Semiconductor product testing also requires precision oscilloscopes. Again, Taiwan does not possess the skills to make those critical instruments.
In short, Taiwan lacks the core strength to support a viable electronics industry in the long term.
If Taiwan intends to remain a competitive player, it must consider the following actions.
The society as a whole, including government agencies, civil organizations, academic institutes and industrial sectors, should rethink the practice of idolizing advanced degrees.
The functions of major higher education institutes must be re-oriented so that they no longer operate like career mills for faculty members.
All education organizations, from kindergarten and up, should move to an English-based system because the Chinese language is hindering education effectiveness and retarding technology advancement.
Businesses engaged in semiconductor chip production must be encouraged to move away from unsophisticated digital memory and, instead, commit resources to enter analog circuits, smart sensors and power/energy system management.
Situated at 23o north latitude, Taiwan enjoys plenty of sunlight. Tropical monsoons also bring sufficient rainfall, therefore water. God has endowed the nation with two precious elements of life in addition to its fertile soil. Over the years, the country has forged an unmatched success in high value, natural food production. On that base, there are reasons to believe that the country is ready to move to high-density, soilless, indoor, hydroponic aquiculture utilizing LED-based artificial sunlight and computer-controlled, networked dripping tube irrigation.
Imagine rows and rows of greenhouse-like buildings built with translucent vinyl sheets and simple steel structures capable of sustaining high winds. Inside each building are tomatoes, green beans, cucumbers and other plants, each with roots covered by sponge patches and fastened to thousands of vertical bamboo or metal poles.
Miles of thin irrigation tubes equipped with controlled nozzles pointing at plant roots are routed from a water and nutrient control center. In addition, steerable LED lamps on rail tracks move along and supplement photosynthesis lighting during night hours.

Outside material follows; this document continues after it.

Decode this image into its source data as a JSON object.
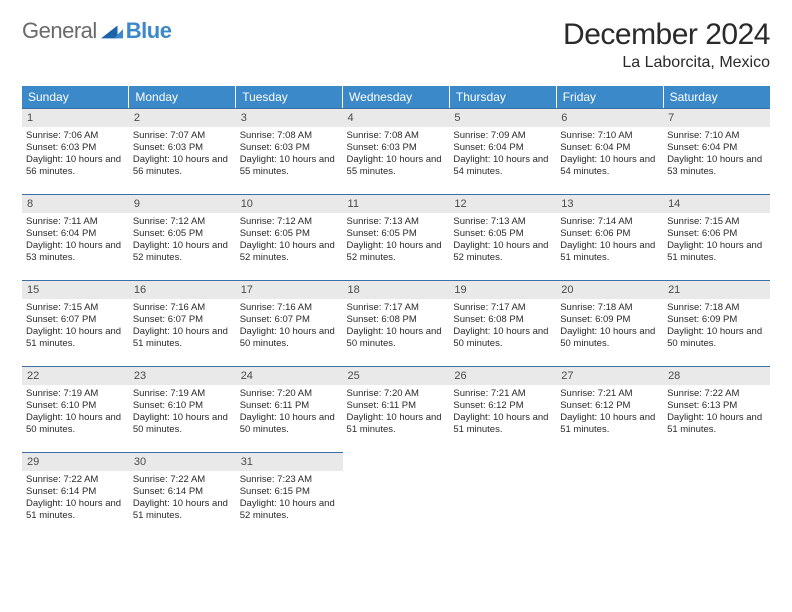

Such an operation of high-quality food production will not only boost farming income, but also buttress demands on application-oriented electronic inventions, including sophisticated biological monitoring, computer-controlled techniques, power/energy management, and unique hardware parts. Those are areas Taiwan’s current prowess can improve and profit from.
In summary, what Taiwan lacks in essential capability for high-end electronics business can be pretty much made up by its superior knowledge for high-value food production.
Let it be understood, in a famine, a basket of delicious Taiwanese mangoes would command much more value than a truckload of iPhones. Instead of beating its head against a silicon ingot, Taiwan can stand on countless 21st-century greenhouses and grain silos, and smile.
Kengchi Goah is a senior research fellow at the Taiwan Public Policy Council in the US.